In 1986, the crimes stopped. He may have died, moved away or been jailed. Investigators are unsure.
Roger Kibbe found himself in Contra Costa after being paroled to the Oakley area in 1972.
He started stealing women's underwear off laundry lines and cutting them up. When he began killing, he unnecessarily cut victims' clothing, Holes said.
Kibbe's first and only Contra Costa victim was Walnut Creek resident Lou Ellen Burleigh, 21, who disappeared Sept. 11, 1977, after agreeing to meet a man advertising a job at a cosmetics studio.
Kibbe, who confessed to the crime, got her into his van. Last month, DNA testing confirmed that it was Burleigh's remains found near Lake Berryessa in March.
Kibbe moved to the Sacramento area in 1982 and began killing prostitutes and stranded motorists along the Interstate 5 corridor. The press dubbed him the "I-5 Strangler."
"Classic anger displacement," Holes said. "His wife was nagging him at home. He'd take it, then drive and drive and some nights find a victim."
In 2008, a San Joaquin County criminal grand jury indicted Kibbe in six more murders, including Burleigh's. Kibbe was serving a 25-year-to-life prison term in San Quentin State Prison for killing an El Dorado County teen. In exchange for confessing to the murders, he took a plea deal for life in prison.
Kibbe, now 72, told investigators he had no other victims.
"We're not sure if we believe him or not," Walnut Creek police Sgt. Tom Cashion said in 2009.

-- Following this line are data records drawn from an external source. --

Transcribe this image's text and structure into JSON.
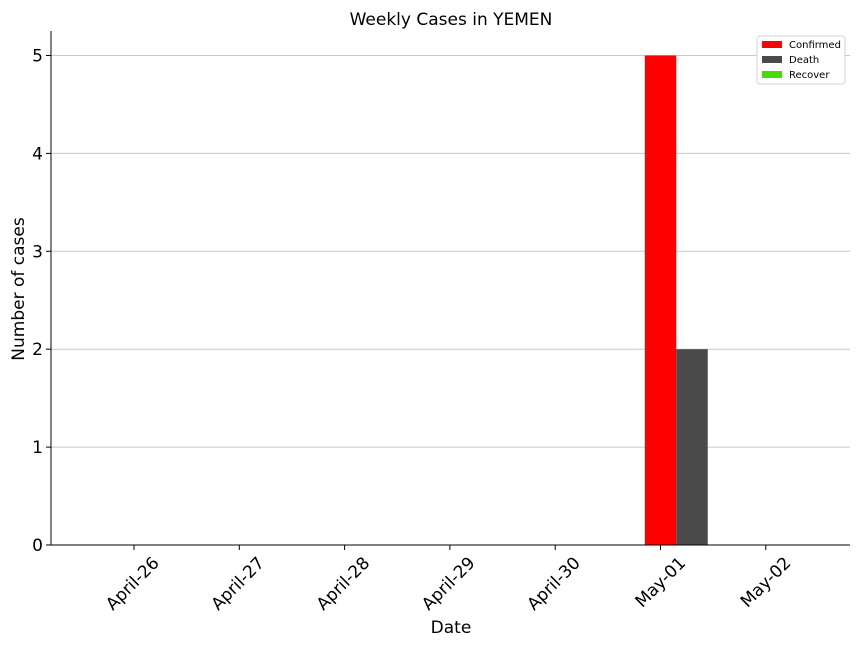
{
  "chart_data": {
    "type": "bar",
    "title": "Weekly Cases in YEMEN",
    "xlabel": "Date",
    "ylabel": "Number of cases",
    "categories": [
      "April-26",
      "April-27",
      "April-28",
      "April-29",
      "April-30",
      "May-01",
      "May-02"
    ],
    "series": [
      {
        "name": "Confirmed",
        "color": "#ff0000",
        "values": [
          0,
          0,
          0,
          0,
          0,
          5,
          0
        ]
      },
      {
        "name": "Death",
        "color": "#4a4a4a",
        "values": [
          0,
          0,
          0,
          0,
          0,
          2,
          0
        ]
      },
      {
        "name": "Recover",
        "color": "#44dd00",
        "values": [
          0,
          0,
          0,
          0,
          0,
          0,
          0
        ]
      }
    ],
    "ylim": [
      0,
      5.25
    ],
    "yticks": [
      "0",
      "1",
      "2",
      "3",
      "4",
      "5"
    ],
    "grid": "y",
    "legend_position": "top-right"
  }
}
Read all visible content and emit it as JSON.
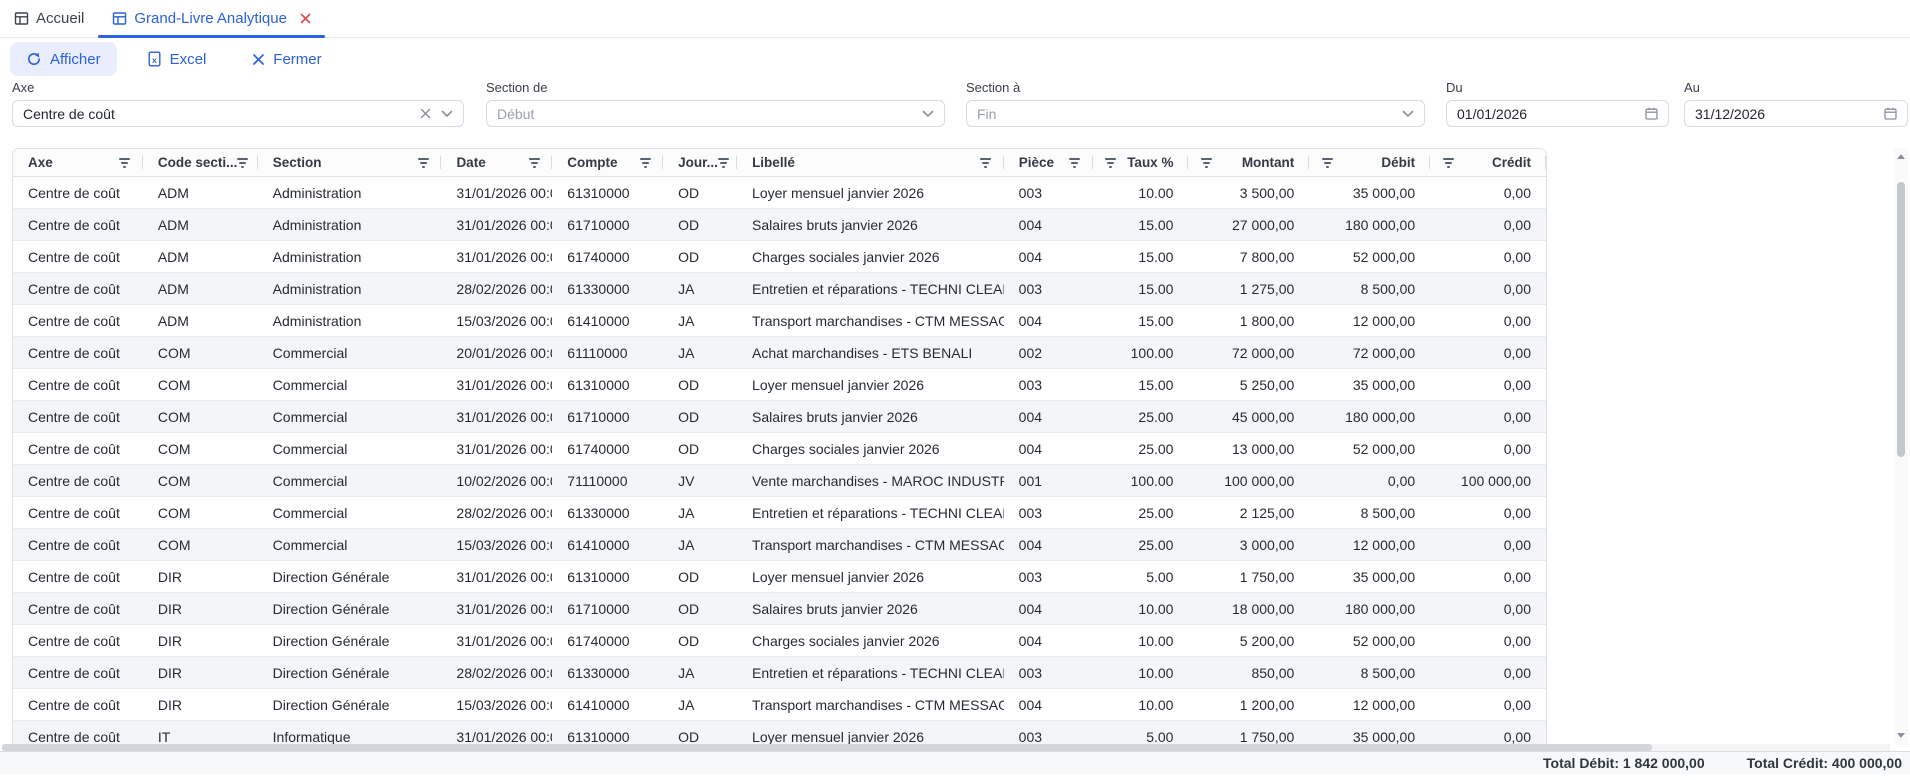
{
  "tabs": [
    {
      "label": "Accueil",
      "active": false
    },
    {
      "label": "Grand-Livre Analytique",
      "active": true,
      "closable": true
    }
  ],
  "toolbar": {
    "afficher_label": "Afficher",
    "excel_label": "Excel",
    "fermer_label": "Fermer"
  },
  "filters": {
    "axe": {
      "label": "Axe",
      "value": "Centre de coût",
      "clearable": true
    },
    "section_de": {
      "label": "Section de",
      "value": "Début"
    },
    "section_a": {
      "label": "Section à",
      "value": "Fin"
    },
    "du": {
      "label": "Du",
      "value": "01/01/2026"
    },
    "au": {
      "label": "Au",
      "value": "31/12/2026"
    }
  },
  "table": {
    "columns": [
      "Axe",
      "Code secti...",
      "Section",
      "Date",
      "Compte",
      "Jour...",
      "Libellé",
      "Pièce",
      "Taux %",
      "Montant",
      "Débit",
      "Crédit"
    ],
    "rows": [
      [
        "Centre de coût",
        "ADM",
        "Administration",
        "31/01/2026 00:0",
        "61310000",
        "OD",
        "Loyer mensuel janvier 2026",
        "003",
        "10.00",
        "3 500,00",
        "35 000,00",
        "0,00"
      ],
      [
        "Centre de coût",
        "ADM",
        "Administration",
        "31/01/2026 00:0",
        "61710000",
        "OD",
        "Salaires bruts janvier 2026",
        "004",
        "15.00",
        "27 000,00",
        "180 000,00",
        "0,00"
      ],
      [
        "Centre de coût",
        "ADM",
        "Administration",
        "31/01/2026 00:0",
        "61740000",
        "OD",
        "Charges sociales janvier 2026",
        "004",
        "15.00",
        "7 800,00",
        "52 000,00",
        "0,00"
      ],
      [
        "Centre de coût",
        "ADM",
        "Administration",
        "28/02/2026 00:0",
        "61330000",
        "JA",
        "Entretien et réparations - TECHNI CLEAN",
        "003",
        "15.00",
        "1 275,00",
        "8 500,00",
        "0,00"
      ],
      [
        "Centre de coût",
        "ADM",
        "Administration",
        "15/03/2026 00:0",
        "61410000",
        "JA",
        "Transport marchandises - CTM MESSAGE",
        "004",
        "15.00",
        "1 800,00",
        "12 000,00",
        "0,00"
      ],
      [
        "Centre de coût",
        "COM",
        "Commercial",
        "20/01/2026 00:0",
        "61110000",
        "JA",
        "Achat marchandises - ETS BENALI",
        "002",
        "100.00",
        "72 000,00",
        "72 000,00",
        "0,00"
      ],
      [
        "Centre de coût",
        "COM",
        "Commercial",
        "31/01/2026 00:0",
        "61310000",
        "OD",
        "Loyer mensuel janvier 2026",
        "003",
        "15.00",
        "5 250,00",
        "35 000,00",
        "0,00"
      ],
      [
        "Centre de coût",
        "COM",
        "Commercial",
        "31/01/2026 00:0",
        "61710000",
        "OD",
        "Salaires bruts janvier 2026",
        "004",
        "25.00",
        "45 000,00",
        "180 000,00",
        "0,00"
      ],
      [
        "Centre de coût",
        "COM",
        "Commercial",
        "31/01/2026 00:0",
        "61740000",
        "OD",
        "Charges sociales janvier 2026",
        "004",
        "25.00",
        "13 000,00",
        "52 000,00",
        "0,00"
      ],
      [
        "Centre de coût",
        "COM",
        "Commercial",
        "10/02/2026 00:0",
        "71110000",
        "JV",
        "Vente marchandises - MAROC INDUSTRI",
        "001",
        "100.00",
        "100 000,00",
        "0,00",
        "100 000,00"
      ],
      [
        "Centre de coût",
        "COM",
        "Commercial",
        "28/02/2026 00:0",
        "61330000",
        "JA",
        "Entretien et réparations - TECHNI CLEAN",
        "003",
        "25.00",
        "2 125,00",
        "8 500,00",
        "0,00"
      ],
      [
        "Centre de coût",
        "COM",
        "Commercial",
        "15/03/2026 00:0",
        "61410000",
        "JA",
        "Transport marchandises - CTM MESSAGE",
        "004",
        "25.00",
        "3 000,00",
        "12 000,00",
        "0,00"
      ],
      [
        "Centre de coût",
        "DIR",
        "Direction Générale",
        "31/01/2026 00:0",
        "61310000",
        "OD",
        "Loyer mensuel janvier 2026",
        "003",
        "5.00",
        "1 750,00",
        "35 000,00",
        "0,00"
      ],
      [
        "Centre de coût",
        "DIR",
        "Direction Générale",
        "31/01/2026 00:0",
        "61710000",
        "OD",
        "Salaires bruts janvier 2026",
        "004",
        "10.00",
        "18 000,00",
        "180 000,00",
        "0,00"
      ],
      [
        "Centre de coût",
        "DIR",
        "Direction Générale",
        "31/01/2026 00:0",
        "61740000",
        "OD",
        "Charges sociales janvier 2026",
        "004",
        "10.00",
        "5 200,00",
        "52 000,00",
        "0,00"
      ],
      [
        "Centre de coût",
        "DIR",
        "Direction Générale",
        "28/02/2026 00:0",
        "61330000",
        "JA",
        "Entretien et réparations - TECHNI CLEAN",
        "003",
        "10.00",
        "850,00",
        "8 500,00",
        "0,00"
      ],
      [
        "Centre de coût",
        "DIR",
        "Direction Générale",
        "15/03/2026 00:0",
        "61410000",
        "JA",
        "Transport marchandises - CTM MESSAGE",
        "004",
        "10.00",
        "1 200,00",
        "12 000,00",
        "0,00"
      ],
      [
        "Centre de coût",
        "IT",
        "Informatique",
        "31/01/2026 00:0",
        "61310000",
        "OD",
        "Loyer mensuel janvier 2026",
        "003",
        "5.00",
        "1 750,00",
        "35 000,00",
        "0,00"
      ]
    ]
  },
  "status_bar": {
    "total_debit": "Total Débit: 1 842 000,00",
    "total_credit": "Total Crédit: 400 000,00"
  },
  "icons": {
    "tab": "grid-icon",
    "close": "close-icon",
    "refresh": "refresh-icon",
    "excel": "excel-file-icon",
    "clear": "clear-icon",
    "chevron": "chevron-down-icon",
    "calendar": "calendar-icon",
    "header_filter": "filter-funnel-icon"
  },
  "colors": {
    "accent_blue": "#2b61de",
    "close_red": "#e0474e",
    "alt_row": "#f3f5f9",
    "button_bg": "#e9edfc",
    "placeholder_gray": "#9aa1ad"
  }
}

Contra Costa's most recent serial killing suspect is Naso, a self-employed photographer who kept a trove of bondage photographs of women and written torture fantasies, police and sources say.
Marin County prosecutors in April charged the Reno resident with the murders of four women in Northern California -- two in the 1970s, two in the 1990s -- including Carmen Colon, found near Crockett in August 1978.

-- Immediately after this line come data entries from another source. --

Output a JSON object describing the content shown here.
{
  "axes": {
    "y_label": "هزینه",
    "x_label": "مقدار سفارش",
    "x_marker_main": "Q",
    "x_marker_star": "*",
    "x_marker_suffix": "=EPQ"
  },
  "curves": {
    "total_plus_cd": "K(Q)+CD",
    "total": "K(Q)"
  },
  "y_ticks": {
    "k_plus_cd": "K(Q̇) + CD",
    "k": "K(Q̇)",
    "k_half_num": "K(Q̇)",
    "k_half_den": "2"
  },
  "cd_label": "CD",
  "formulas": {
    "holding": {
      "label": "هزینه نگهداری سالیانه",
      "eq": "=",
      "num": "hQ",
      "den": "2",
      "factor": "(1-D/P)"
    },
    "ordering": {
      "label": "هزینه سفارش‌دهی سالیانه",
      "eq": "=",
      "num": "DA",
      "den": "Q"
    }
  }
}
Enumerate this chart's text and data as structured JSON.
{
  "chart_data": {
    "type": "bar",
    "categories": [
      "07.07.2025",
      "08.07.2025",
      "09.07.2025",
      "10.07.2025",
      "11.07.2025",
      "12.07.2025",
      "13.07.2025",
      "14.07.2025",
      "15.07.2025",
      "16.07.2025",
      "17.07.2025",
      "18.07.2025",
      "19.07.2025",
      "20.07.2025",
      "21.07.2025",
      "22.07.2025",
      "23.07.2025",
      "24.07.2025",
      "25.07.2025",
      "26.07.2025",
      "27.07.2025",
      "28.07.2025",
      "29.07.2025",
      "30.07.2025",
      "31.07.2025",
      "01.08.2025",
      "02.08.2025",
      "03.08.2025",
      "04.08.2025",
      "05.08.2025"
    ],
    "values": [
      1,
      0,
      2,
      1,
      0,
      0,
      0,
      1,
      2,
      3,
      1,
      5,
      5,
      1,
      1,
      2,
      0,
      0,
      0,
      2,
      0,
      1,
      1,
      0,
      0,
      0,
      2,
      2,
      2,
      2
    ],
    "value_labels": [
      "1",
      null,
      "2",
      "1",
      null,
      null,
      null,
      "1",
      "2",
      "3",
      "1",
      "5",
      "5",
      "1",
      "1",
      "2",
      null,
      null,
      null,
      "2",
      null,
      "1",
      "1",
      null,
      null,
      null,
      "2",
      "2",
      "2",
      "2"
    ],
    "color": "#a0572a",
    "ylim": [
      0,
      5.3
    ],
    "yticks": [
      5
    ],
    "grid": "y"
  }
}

Coincidentally, one of Naso's alleged victims, Tracy Tafoya, is buried a few feet from a grave marker for more than a dozen victims of another 1970s serial killer, Juan Corona. The Machete Murderer was convicted in 1972 of butchering 25 day laborers in a span of six weeks.
Holes has a list of 15 unsolved slayings of women in Contra Costa in the 1970s.
"Definitely more serial predators committed crimes in Contra Costa," Holes said. "There are some where we have suspects, we have just not proved the case."